Most of the people who lived there wanted to be in communities with their peers, rather than alone at home while their children were working. There is still a lot of stigma about this in Vietnamese society, and a sense that you are failing your parents by not looking after them at home, even if it is their decision. Back in the countryside, we stumble across a powerful melody that resonates around the valley. At the community centre, a group of older women are grouped together around a canoe shaped rice pounder, each holding thick, arm-span length sticks of bamboo.
The sound cracks around the open space with a powerful, blunt force.

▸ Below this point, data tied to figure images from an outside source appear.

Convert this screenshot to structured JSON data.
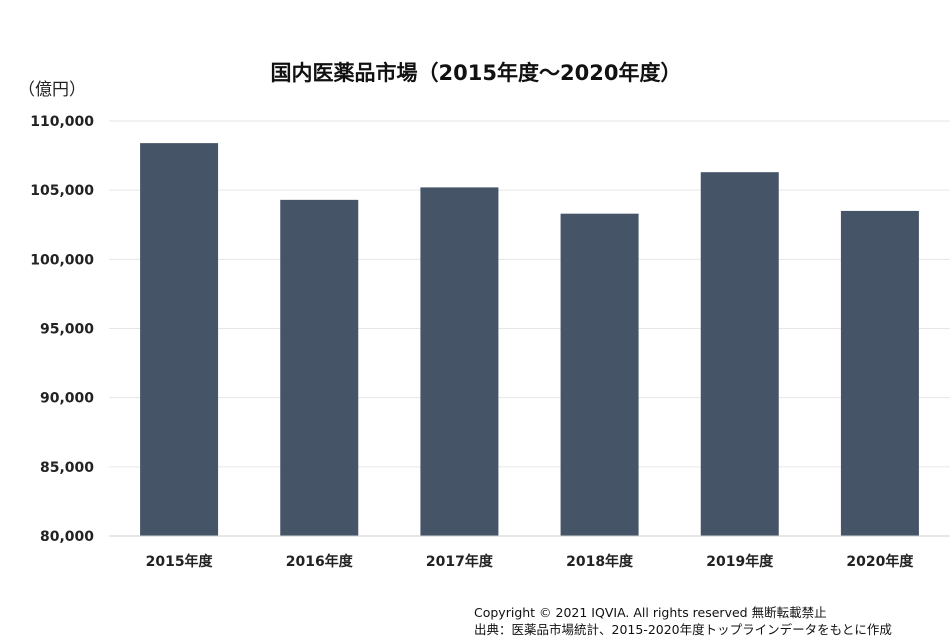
{
  "chart_data": {
    "type": "bar",
    "title": "国内医薬品市場（2015年度～2020年度）",
    "ylabel": "（億円）",
    "xlabel": "",
    "categories": [
      "2015年度",
      "2016年度",
      "2017年度",
      "2018年度",
      "2019年度",
      "2020年度"
    ],
    "values": [
      108400,
      104300,
      105200,
      103300,
      106300,
      103500
    ],
    "ylim": [
      80000,
      110000
    ],
    "yticks": [
      "110,000",
      "105,000",
      "100,000",
      "95,000",
      "90,000",
      "85,000",
      "80,000"
    ],
    "ytick_values": [
      110000,
      105000,
      100000,
      95000,
      90000,
      85000,
      80000
    ],
    "bar_color": "#465468",
    "grid": true,
    "legend": "none"
  },
  "footer": {
    "copyright": "Copyright © 2021 IQVIA. All rights reserved 無断転載禁止",
    "source": "出典：医薬品市場統計、2015-2020年度トップラインデータをもとに作成"
  }
}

Originally practiced as part of the death celebration, the villagers have adapted the performance, called Keeng Lońg in Thai language, for the upcoming village fete. They are practicing now, stopping every now and then to correct the rhythm. The activity is partly as an exercise for the older ladies, as the process is quite physically demanding. They are all immaculately dressed in the long velvet skirts, tight coloured long sleeves tops in bright green or purple with multi-coloured fabric bands wrapped around their chests. They all have hair smoothed into a tight bun, drawn eyebrows and some wear lipstick. Across the field, a group of teenagers play football.